Yerleşik içtihatlar uyarınca kamulaştırma yetkisine sahip idare tarafından kamulaştırma yapılmaksızın fiilen el atılması, el atmanın kamu yararı amacıyla yapılmış olması, el atmanın hukuka aykırı olması ve el atmanın kalıcı olması şeklindeki unsurların sağlanmış olması gerekmektedir. Davaya konu olayda müvekkile herhangi bir kamulaştırma kararının tebliğ edilmemiş olması, inşa edilen merdivenin kamuya tahsis edilmiş olması, el atmanın müvekkile bildirilmemesi, muvafakatinin alınmaması ve bedelinin ödenmemesi; inşa edilen merdivenin yıllardır kamu kullanımında olması ile kalıcı hale gelmesi sebebiyle usul ve yasanın aradığı tüm koşullar oluşmuş; davalı idarenin kamulaştırmasız el atma suretiyle müvekkilin hakkına tecavüz ettiği sabit hale gelmiştir.

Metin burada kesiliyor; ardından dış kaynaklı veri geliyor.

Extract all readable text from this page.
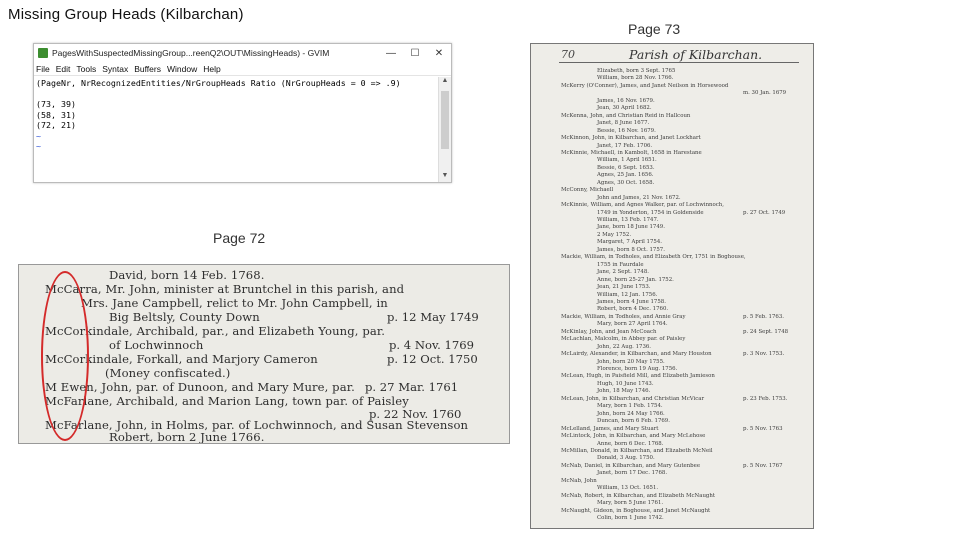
Missing Group Heads (Kilbarchan)
Page 73
Page 72
PagesWithSuspectedMissingGroup...reenQ2\OUT\MissingHeads) - GVIM	—	☐	✕
File Edit Tools Syntax Buffers Window Help
(PageNr, NrRecognizedEntities/NrGroupHeads Ratio (NrGroupHeads = 0 => .9)

(73, 39)
(58, 31)
(72, 21)
~
~
▲
▼
David, born 14 Feb. 1768.
McCarra, Mr. John, minister at Bruntchel in this parish, and
Mrs. Jane Campbell, relict to Mr. John Campbell, in
Big Beltsly, County Down	p. 12 May 1749
McCorkindale, Archibald, par., and Elizabeth Young, par.
of Lochwinnoch	p. 4 Nov. 1769
McCorkindale, Forkall, and Marjory Cameron	p. 12 Oct. 1750
(Money confiscated.)
M Ewen, John, par. of Dunoon, and Mary Mure, par. p. 27 Mar. 1761
McFarlane, Archibald, and Marion Lang, town par. of Paisley
p. 22 Nov. 1760
McFarlane, John, in Holms, par. of Lochwinnoch, and Susan Stevenson
Robert, born 2 June 1766.
70	Parish of Kilbarchan.
Elizabeth, born 3 Sept. 1765
William, born 28 Nov. 1766.
McKerry (O'Conner), James, and Janet Neilson in Horsewood
m. 30 Jan. 1679
James, 16 Nov. 1679.
Jean, 30 April 1682.
McKenna, John, and Christian Reid in Hallcoun
Janet, 8 June 1677.
Bessie, 16 Nov. 1679.
McKinnon, John, in Kilbarchan, and Janet Lockhart
Janet, 17 Feb. 1706.
McKinnie, Michaell, in Kambolt, 1658 in Harestane
William, 1 April 1651.
Bessie, 6 Sept. 1653.
Agnes, 25 Jan. 1656.
Agnes, 30 Oct. 1658.
McConny, Michaell
John and James, 21 Nov. 1672.
McKinnie, William, and Agnes Walker, par. of Lochwinnoch,
1749 in Yonderton, 1754 in Goldenside	p. 27 Oct. 1749
William, 13 Feb. 1747.
Jane, born 18 June 1749.
2 May 1752.
Margaret, 7 April 1754.
James, born 8 Oct. 1757.
Mackie, William, in Todholes, and Elizabeth Orr, 1751 in Boghouse,
1755 in Faurdale
Jane, 2 Sept. 1748.
Anne, born 25-27 Jan. 1752.
Jean, 21 June 1753.
William, 12 Jan. 1756.
James, born 4 June 1758.
Robert, born 4 Dec. 1760.
Mackie, William, in Todholes, and Annie Gray	p. 5 Feb. 1763.
Mary, born 27 April 1764.
McKinlay, John, and Jean McCoach	p. 24 Sept. 1748
McLachlan, Malcolm, in Abbey par. of Paisley
John, 22 Aug. 1736.
McLairdy, Alexander, in Kilbarchan, and Mary Houston	p. 3 Nov. 1753.
John, born 20 May 1755.
Florence, born 19 Aug. 1756.
McLean, Hugh, in Paisfield Mill, and Elizabeth Jamieson
Hugh, 10 June 1743.
John, 18 May 1746.
McLean, John, in Kilbarchan, and Christian McVicar	p. 23 Feb. 1753.
Mary, born 1 Feb. 1754.
John, born 24 May 1766.
Duncan, born 6 Feb. 1769.
McLelland, James, and Mary Stuart	p. 5 Nov. 1763
McLintock, John, in Kilbarchan, and Mary McLehose
Anne, born 6 Dec. 1768.
McMillan, Donald, in Kilbarchan, and Elizabeth McNeil
Donald, 3 Aug. 1750.
McNab, Daniel, in Kilbarchan, and Mary Gutenbee	p. 5 Nov. 1767
Janet, born 17 Dec. 1768.
McNab, John
William, 13 Oct. 1651.
McNab, Robert, in Kilbarchan, and Elizabeth McNaught
Mary, born 5 June 1761.
McNaught, Gideon, in Boghouse, and Janet McNaught
Colin, born 1 June 1742.
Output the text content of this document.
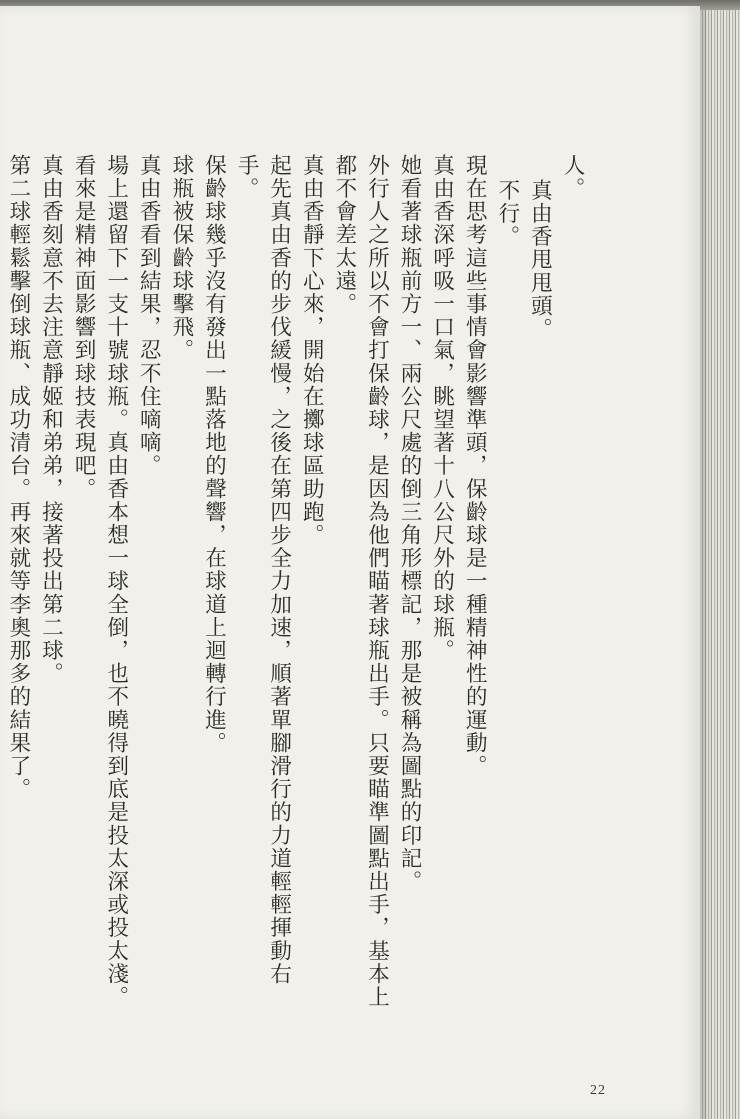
人。

真由香甩甩頭。

不行。

現在思考這些事情會影響準頭，保齡球是一種精神性的運動。

真由香深呼吸一口氣，眺望著十八公尺外的球瓶。

她看著球瓶前方一、兩公尺處的倒三角形標記，那是被稱為圖點的印記。

外行人之所以不會打保齡球，是因為他們瞄著球瓶出手。只要瞄準圖點出手，基本上都不會差太遠。

真由香靜下心來，開始在擲球區助跑。

起先真由香的步伐緩慢，之後在第四步全力加速，順著單腳滑行的力道輕輕揮動右手。

保齡球幾乎沒有發出一點落地的聲響，在球道上迴轉行進。

球瓶被保齡球擊飛。

真由香看到結果，忍不住嘀嘀。

場上還留下一支十號球瓶。真由香本想一球全倒，也不曉得到底是投太深或投太淺。看來是精神面影響到球技表現吧。

真由香刻意不去注意靜姬和弟弟，接著投出第二球。

第二球輕鬆擊倒球瓶、成功清台。再來就等李奧那多的結果了。

22
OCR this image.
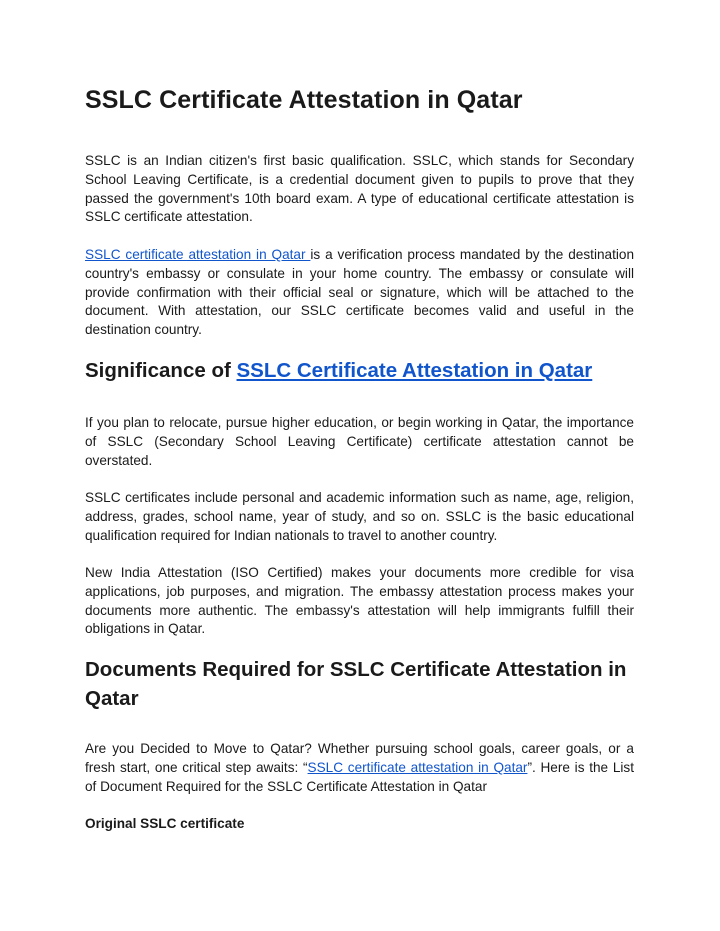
SSLC Certificate Attestation in Qatar

SSLC is an Indian citizen's first basic qualification. SSLC, which stands for Secondary School Leaving Certificate, is a credential document given to pupils to prove that they passed the government's 10th board exam. A type of educational certificate attestation is SSLC certificate attestation.

SSLC certificate attestation in Qatar is a verification process mandated by the destination country's embassy or consulate in your home country. The embassy or consulate will provide confirmation with their official seal or signature, which will be attached to the document. With attestation, our SSLC certificate becomes valid and useful in the destination country.

Significance of SSLC Certificate Attestation in Qatar

If you plan to relocate, pursue higher education, or begin working in Qatar, the importance of SSLC (Secondary School Leaving Certificate) certificate attestation cannot be overstated.

SSLC certificates include personal and academic information such as name, age, religion, address, grades, school name, year of study, and so on. SSLC is the basic educational qualification required for Indian nationals to travel to another country.

New India Attestation (ISO Certified) makes your documents more credible for visa applications, job purposes, and migration. The embassy attestation process makes your documents more authentic. The embassy's attestation will help immigrants fulfill their obligations in Qatar.

Documents Required for SSLC Certificate Attestation in Qatar

Are you Decided to Move to Qatar? Whether pursuing school goals, career goals, or a fresh start, one critical step awaits: “SSLC certificate attestation in Qatar”. Here is the List of Document Required for the SSLC Certificate Attestation in Qatar

Original SSLC certificate
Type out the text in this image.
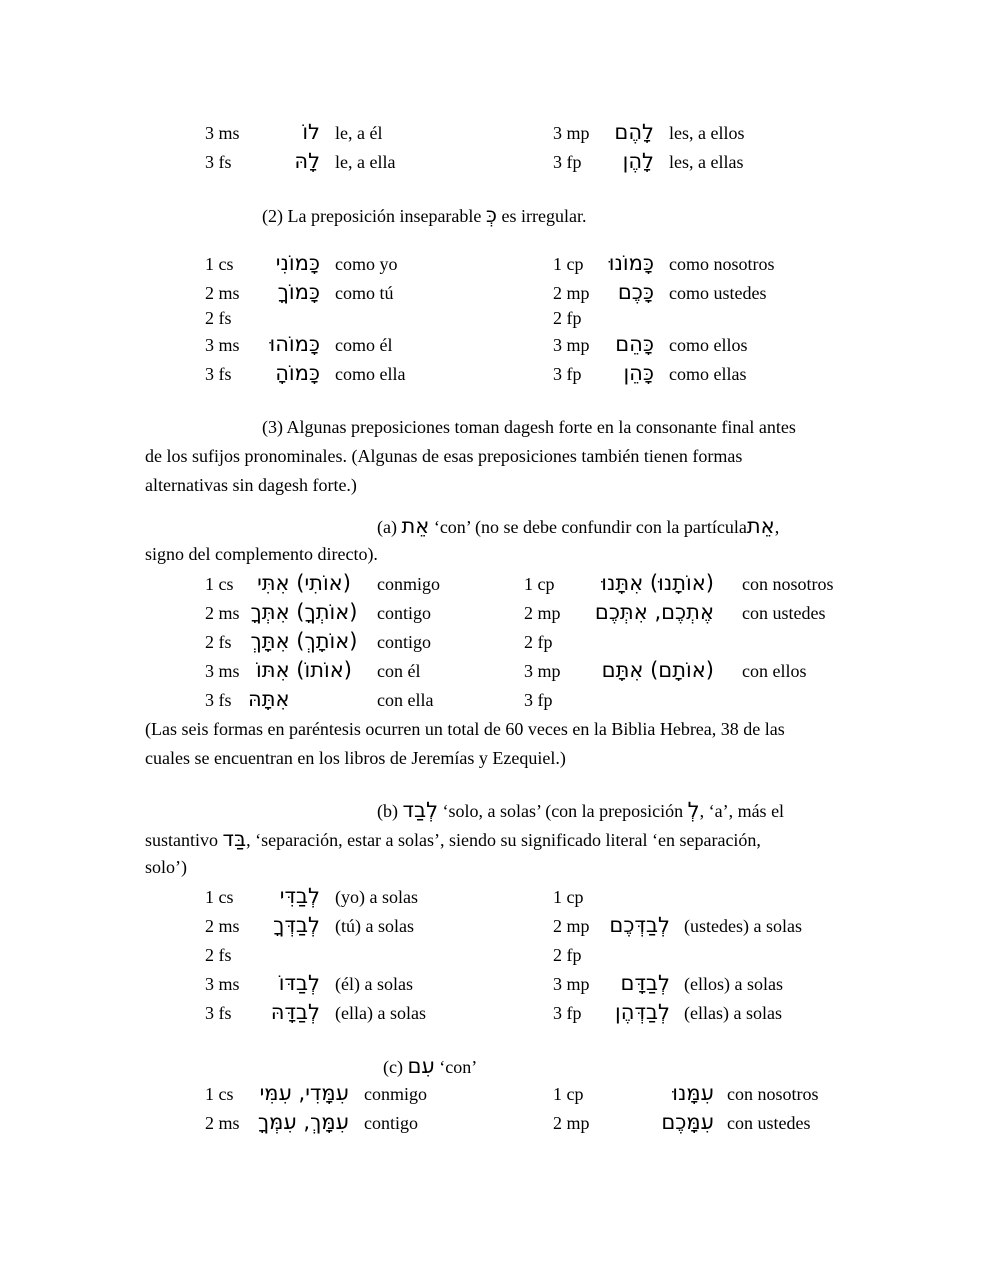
3 ms	לוֹ le, a él	3 mp	לָהֶם les, a ellos
3 fs	לָהּ le, a ella	3 fp	לָהֶן les, a ellas
(2) La preposición inseparable כְּ es irregular.
1 cs	כָּמוֹנִי como yo	1 cp	כָּמוֹנוּ como nosotros
2 ms	כָּמוֹךָ como tú	2 mp	כָּכֶם como ustedes
2 fs	2 fp
3 ms	כָּמוֹהוּ como él	3 mp	כָּהֵם como ellos
3 fs	כָּמוֹהָ como ella	3 fp	כָּהֵן como ellas
(3) Algunas preposiciones toman dagesh forte en la consonante final antes
de los sufijos pronominales. (Algunas de esas preposiciones también tienen formas
alternativas sin dagesh forte.)
(a) אֵת ‘con’ (no se debe confundir con la partículaאֵת,
signo del complemento directo).
1 cs	(אוֹתִי) אִתִּי	conmigo	1 cp	(אוֹתָנוּ) אִתָּנוּ con nosotros
2 ms (אוֹתְךָ) אִתְּךָ	contigo	2 mp	אֶתְכֶם, אִתְּכֶם con ustedes
2 fs (אוֹתָךְ) אִתָּךְ	contigo	2 fp
3 ms (אוֹתוֹ) אִתּוֹ	con él	3 mp	(אוֹתָם) אִתָּם con ellos
3 fs אִתָּהּ	con ella	3 fp
(Las seis formas en paréntesis ocurren un total de 60 veces en la Biblia Hebrea, 38 de las
cuales se encuentran en los libros de Jeremías y Ezequiel.)
(b) לְבַד ‘solo, a solas’ (con la preposición לְ, ‘a’, más el
sustantivo בַּד, ‘separación, estar a solas’, siendo su significado literal ‘en separación,
solo’)
1 cs	לְבַדִּי (yo) a solas	1 cp
2 ms	לְבַדְּךָ (tú) a solas	2 mp לְבַדְּכֶם (ustedes) a solas
2 fs	2 fp
3 ms	לְבַדּוֹ (él) a solas	3 mp	לְבַדָּם (ellos) a solas
3 fs	לְבַדָּהּ (ella) a solas	3 fp	לְבַדְּהֶן (ellas) a solas
(c) עִם ‘con’
1 cs	עִמָּדִי, עִמִּי conmigo	1 cp	עִמָּנוּ con nosotros
2 ms עִמָּךְ, עִמְּךָ contigo	2 mp	עִמָּכֶם con ustedes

Müvekkilin talep hakkı 20 yıllık hak düşürücü süreye tabi değildir. 2942 sayılı Kamulaştırma Kanunu’nun “Hak Düşürücü Süre” başlığını taşıyan 38.maddesinde; “Kamulaştırma yapılmış, ancak işlemleri tamamlanmamış veya kamulaştırma hiç yapılmamış iken kamu hizmetine ayrılarak veya kamu yararına yönelik bir ihtiyaca tahsis edilerek üzerinde tesis yapılan taşınmaz malın malik, zilyed veya mirasçılarının bu taşınmaz mal ile ilgili her türlü dava hakkı yirmi yıl geçmekle düşer. Bu süre taşınmaz mala el koyma tarihinden başlar.” hükmü öngörülmüşse de söz konusu karar Anayasa Mahkemesi’nin 04/11/2003 tarih ve 25279 sayılı Resmî Gazete ’de yayımlanan 10/04/2003 tarih, 2002/112 Esas ve 2003/33 Karar sayılı ilamı ile iptal edilmiştir. Neticeten, ikame ettiğimiz işbu davanın 20 yıllık bir süreye tabi olmadığı açıktır.

Söz konusu el atma, 221 Sayılı Kanun kapsamına girmemekte, İmar Kanunu’nun 18. maddesinin uygulanma alanına dâhil olmamakta, Kamulaştırma Kanunu’nun 35. maddesinin uygulanma alanına dâhil olmamakta ve acele kamulaştırma kapsamında da bulunmamaktadır. Böylelikle idarenin davaya konu eylemi tamamen alelade bir haksız fiil niteliğine dönüşmektedir.

Türk Borçlar Kanunu’nun 49. Maddesi uyarınca “Kusurlu ve hukuka aykırı bir fiille başkasına zarar veren, bu zararı gidermekle yükümlüdür. Zarar verici fiili yasaklayan bir hukuk kuralı bulunmasa bile, ahlaka aykırı bir fiille başkasına kasten zarar veren de, bu zararı gidermekle yükümlüdür.” Açıklanan sebepler ve kanun uyarınca davalı idarenin, müvekkile vermiş olduğu zararı tazmin etme yükümlülüğü bulunmaktadır.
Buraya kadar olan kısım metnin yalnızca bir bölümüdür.